I don’t buy frozen meat. In fact, I buy almost nothing that is pre-frozen. My freezer contains things I have frozen down myself, such as produce from the garden that I can’t use right away (if the pigeons and slugs have left anything), leftovers or cook-in-quantity meals portioned up for later use, stock and perhaps carcasses waiting to be made into stock, an emergency loaf waiting to be toasted straight from frozen, ice cubes and maybe a bottle of vodka and a pack of coffee beans. I do buy frozen peas, as, unless you grow your own or know someone who does, they are usually better than fresh, and I also occasionally have spinach and sweetcorn kernels.
My dismissal of frozen foods is so ingrained that I never even think of glancing in the freezer cabinets at the shops: my subconscious just does not consider anything in there to be food. There is the economy issue, I know, but my long-standing argument is that if the quality is poor, then you are wasting rather than saving your hard-earned money. Recently, fellow food blogger Jenny Eatwell and I corresponded about this very issue in the comments section of my post “Mugged by Chicken…” that you can find here.
However, I do have a theory that you should occasionally put your prejudices to the test; apart from the fact that things change and move on, and technology can improve, our own tastes and opinions can modify with time and ongoing discovery – one example was my recent conversion to the use of a cafetiere, which, for a long time, I thought was only the third-best way of making real coffee: now it is my preferred method, once I’d learned the trick (plunge immediately – coffee doesn’t need to brew).
I had an unexpected chance to test the “fresh chicken is better than frozen chicken” belief last week: for reasons far to complicated to explain, and to my great displeasure, a colleague on a catering job ordered some chickens a week early (!) and, as they couldn’t be used anywhere else, the only option was to freeze them down for a few days, and then defrost them ahead of the job.
These were chickens from the good butcher that we usually use, identical to those I cook frequently: plump, high-quality free-range birds that produce a wonderful roast.

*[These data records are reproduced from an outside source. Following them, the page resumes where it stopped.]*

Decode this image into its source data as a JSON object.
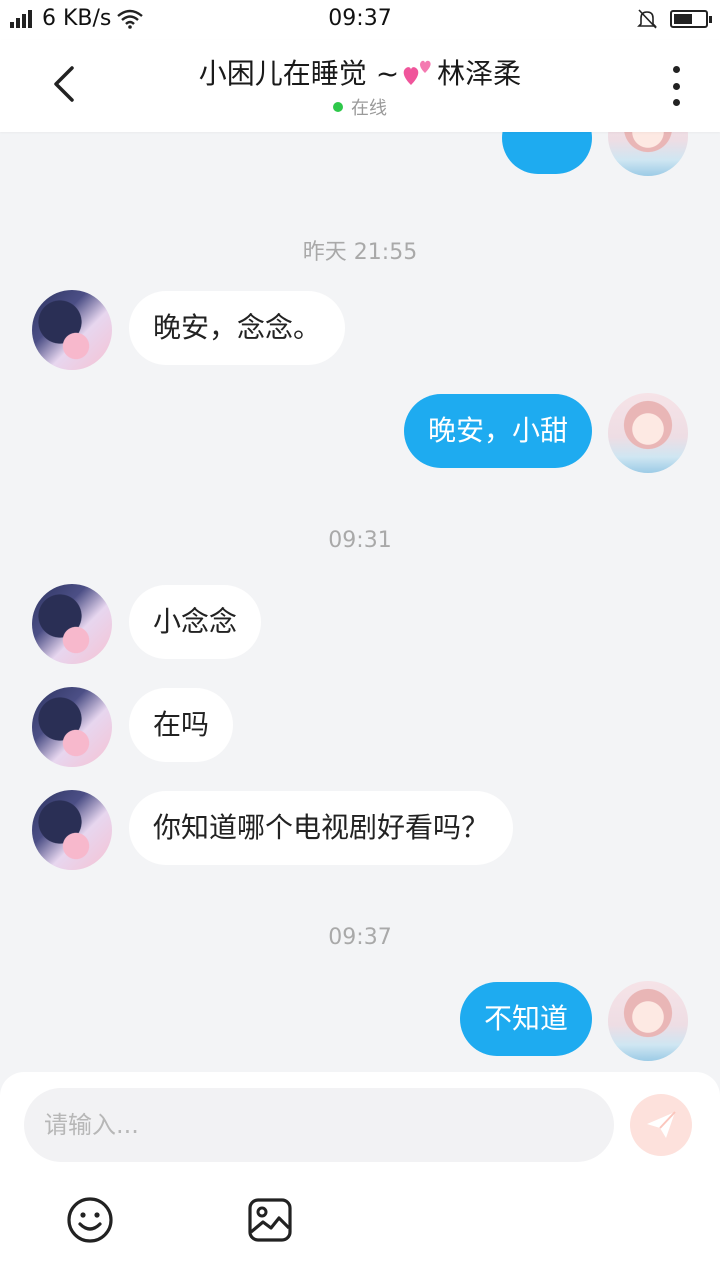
{
  "status_bar": {
    "net_speed": "6 KB/s",
    "time": "09:37",
    "battery_level": 0.6
  },
  "header": {
    "title_prefix": "小困儿在睡觉 ~",
    "title_suffix": "林泽柔",
    "heart_icon": "two-hearts-icon",
    "status": "在线"
  },
  "messages": [
    {
      "type": "time",
      "text": "昨天 21:55"
    },
    {
      "from": "them",
      "text": "晚安，念念。"
    },
    {
      "from": "me",
      "text": "晚安，小甜"
    },
    {
      "type": "time",
      "text": "09:31"
    },
    {
      "from": "them",
      "text": "小念念"
    },
    {
      "from": "them",
      "text": "在吗"
    },
    {
      "from": "them",
      "text": "你知道哪个电视剧好看吗？"
    },
    {
      "type": "time",
      "text": "09:37"
    },
    {
      "from": "me",
      "text": "不知道"
    }
  ],
  "input": {
    "placeholder": "请输入..."
  },
  "colors": {
    "accent": "#1eabf0",
    "online": "#2ec84a",
    "send_button_bg": "#fde1dc"
  },
  "icons": [
    "back-arrow-icon",
    "more-vertical-icon",
    "emoji-icon",
    "image-icon",
    "send-icon"
  ]
}
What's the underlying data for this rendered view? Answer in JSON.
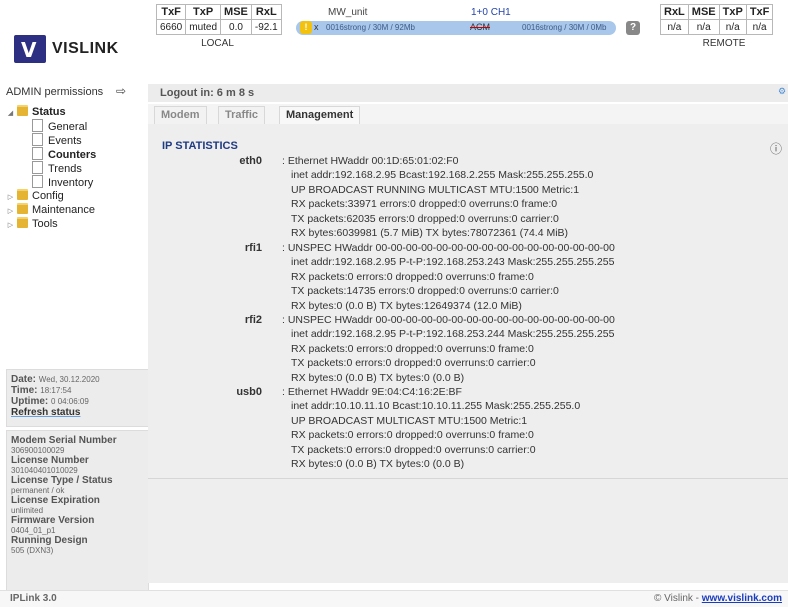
{
  "brand": {
    "logo_mark": "V",
    "logo_text": "VISLINK"
  },
  "local": {
    "headers": [
      "TxF",
      "TxP",
      "MSE",
      "RxL"
    ],
    "values": [
      "6660",
      "muted",
      "0.0",
      "-92.1"
    ],
    "label": "LOCAL"
  },
  "remote": {
    "headers": [
      "RxL",
      "MSE",
      "TxP",
      "TxF"
    ],
    "values": [
      "n/a",
      "n/a",
      "n/a",
      "n/a"
    ],
    "label": "REMOTE"
  },
  "unit": {
    "name": "MW_unit",
    "channel": "1+0 CH1",
    "warn_badge": "!",
    "warn_count": "x",
    "link_left": "0016strong / 30M / 92Mb",
    "acm": "ACM",
    "link_right": "0016strong / 30M / 0Mb",
    "help": "?"
  },
  "nav": {
    "admin": "ADMIN permissions",
    "status": "Status",
    "status_items": [
      "General",
      "Events",
      "Counters",
      "Trends",
      "Inventory"
    ],
    "config": "Config",
    "maintenance": "Maintenance",
    "tools": "Tools"
  },
  "side_date": {
    "date_label": "Date:",
    "date": "Wed, 30.12.2020",
    "time_label": "Time:",
    "time": "18:17:54",
    "uptime_label": "Uptime:",
    "uptime": "0 04:06:09",
    "refresh": "Refresh status"
  },
  "side_info": [
    {
      "label": "Modem Serial Number",
      "value": "306900100029"
    },
    {
      "label": "License Number",
      "value": "301040401010029"
    },
    {
      "label": "License Type / Status",
      "value": "permanent / ok"
    },
    {
      "label": "License Expiration",
      "value": "unlimited"
    },
    {
      "label": "Firmware Version",
      "value": "0404_01_p1"
    },
    {
      "label": "Running Design",
      "value": "505 (DXN3)"
    }
  ],
  "logout": "Logout in: 6 m 8 s",
  "tabs": [
    "Modem",
    "Traffic",
    "Management"
  ],
  "ip_title": "IP STATISTICS",
  "ifaces": [
    {
      "name": "eth0",
      "lines": [
        ": Ethernet  HWaddr 00:1D:65:01:02:F0",
        "inet addr:192.168.2.95  Bcast:192.168.2.255  Mask:255.255.255.0",
        "UP BROADCAST RUNNING MULTICAST  MTU:1500  Metric:1",
        "RX packets:33971 errors:0 dropped:0 overruns:0 frame:0",
        "TX packets:62035 errors:0 dropped:0 overruns:0 carrier:0",
        "RX bytes:6039981 (5.7 MiB)  TX bytes:78072361 (74.4 MiB)"
      ]
    },
    {
      "name": "rfi1",
      "lines": [
        ": UNSPEC  HWaddr 00-00-00-00-00-00-00-00-00-00-00-00-00-00-00-00",
        "inet addr:192.168.2.95  P-t-P:192.168.253.243  Mask:255.255.255.255",
        "RX packets:0 errors:0 dropped:0 overruns:0 frame:0",
        "TX packets:14735 errors:0 dropped:0 overruns:0 carrier:0",
        "RX bytes:0 (0.0 B)  TX bytes:12649374 (12.0 MiB)"
      ]
    },
    {
      "name": "rfi2",
      "lines": [
        ": UNSPEC  HWaddr 00-00-00-00-00-00-00-00-00-00-00-00-00-00-00-00",
        "inet addr:192.168.2.95  P-t-P:192.168.253.244  Mask:255.255.255.255",
        "RX packets:0 errors:0 dropped:0 overruns:0 frame:0",
        "TX packets:0 errors:0 dropped:0 overruns:0 carrier:0",
        "RX bytes:0 (0.0 B)  TX bytes:0 (0.0 B)"
      ]
    },
    {
      "name": "usb0",
      "lines": [
        ": Ethernet  HWaddr 9E:04:C4:16:2E:BF",
        "inet addr:10.10.11.10  Bcast:10.10.11.255  Mask:255.255.255.0",
        "UP BROADCAST MULTICAST  MTU:1500  Metric:1",
        "RX packets:0 errors:0 dropped:0 overruns:0 frame:0",
        "TX packets:0 errors:0 dropped:0 overruns:0 carrier:0",
        "RX bytes:0 (0.0 B)  TX bytes:0 (0.0 B)"
      ]
    }
  ],
  "footer": {
    "left": "IPLink 3.0",
    "copyright": "© Vislink - ",
    "link": "www.vislink.com"
  }
}
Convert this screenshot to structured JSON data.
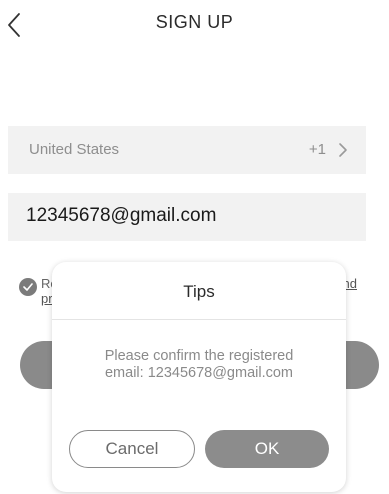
{
  "header": {
    "title": "SIGN UP"
  },
  "form": {
    "country_name": "United States",
    "country_code": "+1",
    "email_value": "12345678@gmail.com"
  },
  "agreement": {
    "text_start": "Re",
    "text_end": "ent and",
    "line2_start": "pr"
  },
  "dialog": {
    "title": "Tips",
    "message_line1": "Please confirm the registered",
    "message_line2": "email: 12345678@gmail.com",
    "cancel_label": "Cancel",
    "ok_label": "OK"
  },
  "colors": {
    "accent_gray": "#8c8c8c",
    "field_bg": "#f2f2f2"
  },
  "icons": {
    "back": "chevron-left-icon",
    "country_arrow": "chevron-right-icon",
    "agree": "check-circle-icon"
  }
}
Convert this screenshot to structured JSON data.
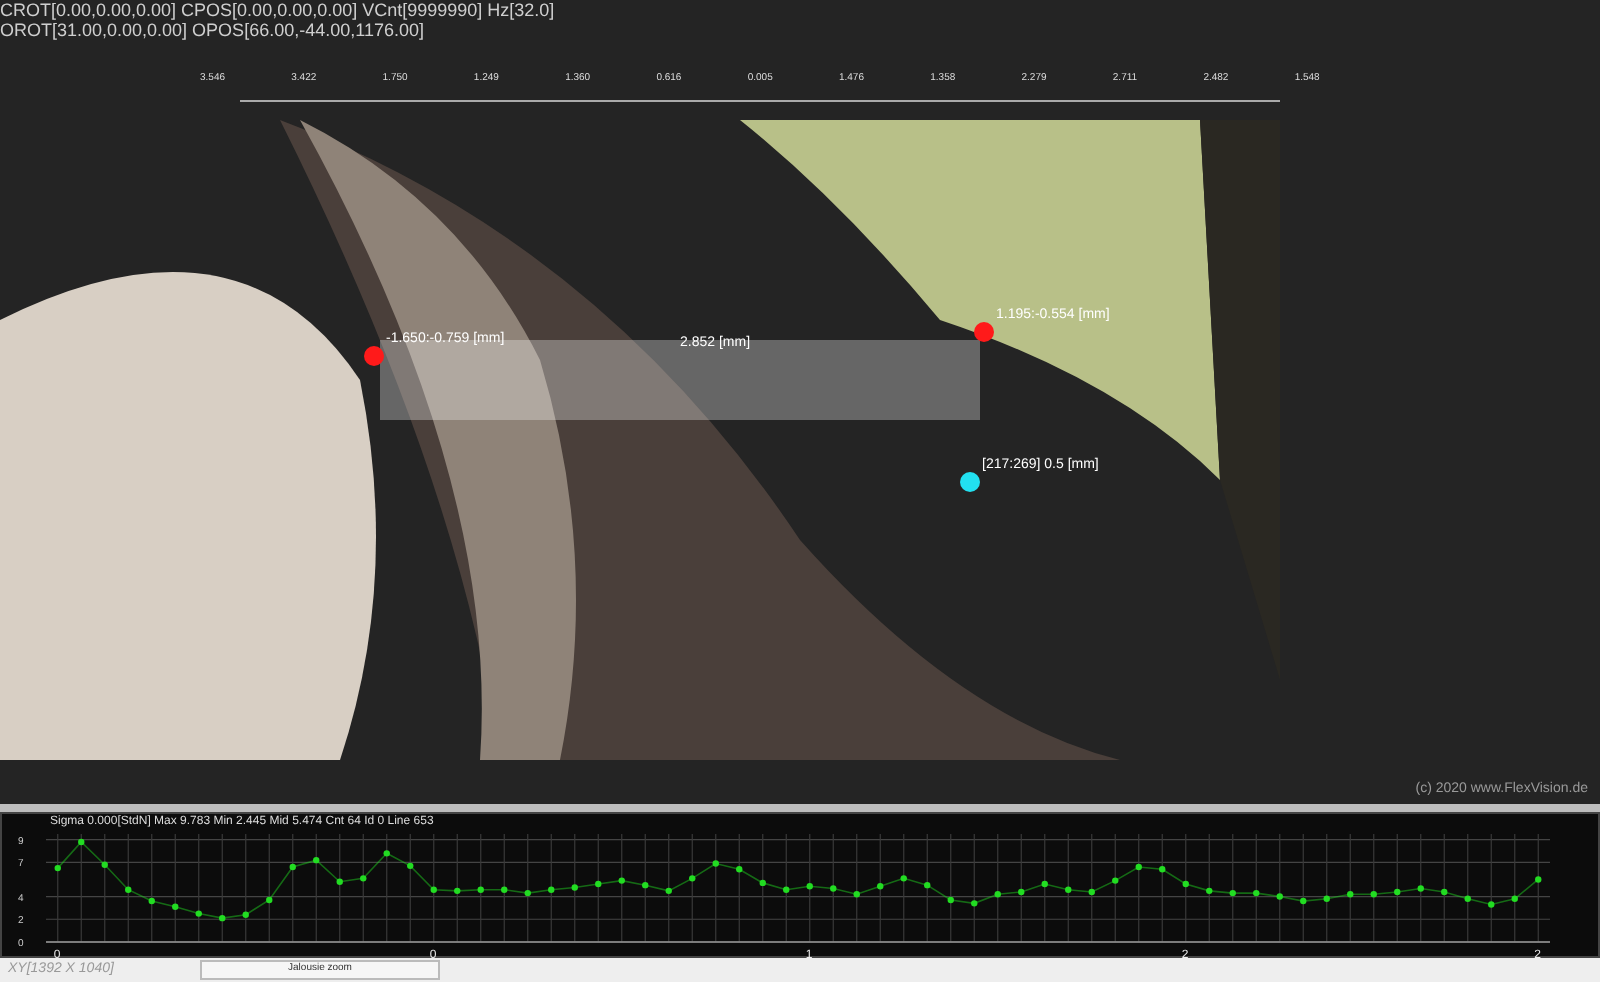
{
  "header": {
    "lines": [
      "CROT[0.00,0.00,0.00] CPOS[0.00,0.00,0.00] VCnt[9999990] Hz[32.0]",
      "OROT[31.00,0.00,0.00] OPOS[66.00,-44.00,1176.00]"
    ]
  },
  "view": {
    "top_axis_labels": [
      "3.546",
      "3.422",
      "1.750",
      "1.249",
      "1.360",
      "0.616",
      "0.005",
      "1.476",
      "1.358",
      "2.279",
      "2.711",
      "2.482",
      "1.548"
    ],
    "measurements": [
      {
        "kind": "point",
        "label": "-1.650:-0.759 [mm]",
        "color": "#ff1a1a"
      },
      {
        "kind": "distance",
        "label": "2.852 [mm]"
      },
      {
        "kind": "point",
        "label": "1.195:-0.554 [mm]",
        "color": "#ff1a1a"
      },
      {
        "kind": "point",
        "label": "[217:269] 0.5 [mm]",
        "color": "#22e0f0"
      }
    ],
    "copyright": "(c) 2020 www.FlexVision.de"
  },
  "profile": {
    "stats": "Sigma 0.000[StdN] Max 9.783 Min 2.445 Mid 5.474 Cnt 64 Id 0 Line 653",
    "chart_data": {
      "type": "line",
      "grid": true,
      "ylim": [
        0,
        9.5
      ],
      "yticks": [
        {
          "value": 0,
          "label": "0"
        },
        {
          "value": 2,
          "label": "2"
        },
        {
          "value": 4,
          "label": "4"
        },
        {
          "value": 7,
          "label": "7"
        },
        {
          "value": 9,
          "label": "9"
        }
      ],
      "categories": [
        "0",
        null,
        null,
        null,
        null,
        null,
        null,
        null,
        null,
        null,
        null,
        null,
        null,
        null,
        null,
        null,
        "0",
        null,
        null,
        null,
        null,
        null,
        null,
        null,
        null,
        null,
        null,
        null,
        null,
        null,
        null,
        null,
        "1",
        null,
        null,
        null,
        null,
        null,
        null,
        null,
        null,
        null,
        null,
        null,
        null,
        null,
        null,
        null,
        "2",
        null,
        null,
        null,
        null,
        null,
        null,
        null,
        null,
        null,
        null,
        null,
        null,
        null,
        null,
        "2"
      ],
      "series": [
        {
          "color": "#22dd22",
          "marker": "circle",
          "values": [
            6.5,
            8.8,
            6.8,
            4.6,
            3.6,
            3.1,
            2.5,
            2.1,
            2.4,
            3.7,
            6.6,
            7.2,
            5.3,
            5.6,
            7.8,
            6.7,
            4.6,
            4.5,
            4.6,
            4.6,
            4.3,
            4.6,
            4.8,
            5.1,
            5.4,
            5.0,
            4.5,
            5.6,
            6.9,
            6.4,
            5.2,
            4.6,
            4.9,
            4.7,
            4.2,
            4.9,
            5.6,
            5.0,
            3.7,
            3.4,
            4.2,
            4.4,
            5.1,
            4.6,
            4.4,
            5.4,
            6.6,
            6.4,
            5.1,
            4.5,
            4.3,
            4.3,
            4.0,
            3.6,
            3.8,
            4.2,
            4.2,
            4.4,
            4.7,
            4.4,
            3.8,
            3.3,
            3.8,
            5.5
          ]
        }
      ]
    }
  },
  "status_bar": {
    "resolution": "XY[1392 X 1040]",
    "button": "Jalousie zoom"
  }
}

Defrosted, they looked fine. Being good quality in the first place, they hadn’t gone soft or watery. I gave them my usual treatment, which involves a good rub with a well-seasoned, herby butter, and roasted them as normal – legs off, breast side down for the first part of the cooking, removed from the oven as soon as they reached the safe temperature (75C/170F), then rested in a warm place before carving.
The result? Poor quality chicken. They looked like roast chickens, even smelled like roast chickens, but the taste was, for want of a better word, weak. Effectively, the flavour was greatly diluted. The texture, also, had suffered: the breast meat, when carved, took on that slightly fluffy, fragile, even stringy quality that you get with overcooked chicken – except that this chicken was in no way overcooked (I promise).
So, the moral of this story is that my prejudices had been put to the test, and confirmed. Bearing in mind that this was originally chicken of a very good quality, one can only imagine the result from anonymous poultry parts from the freezer counter.
Couldnt agree more... The freezer is good for ice cream too!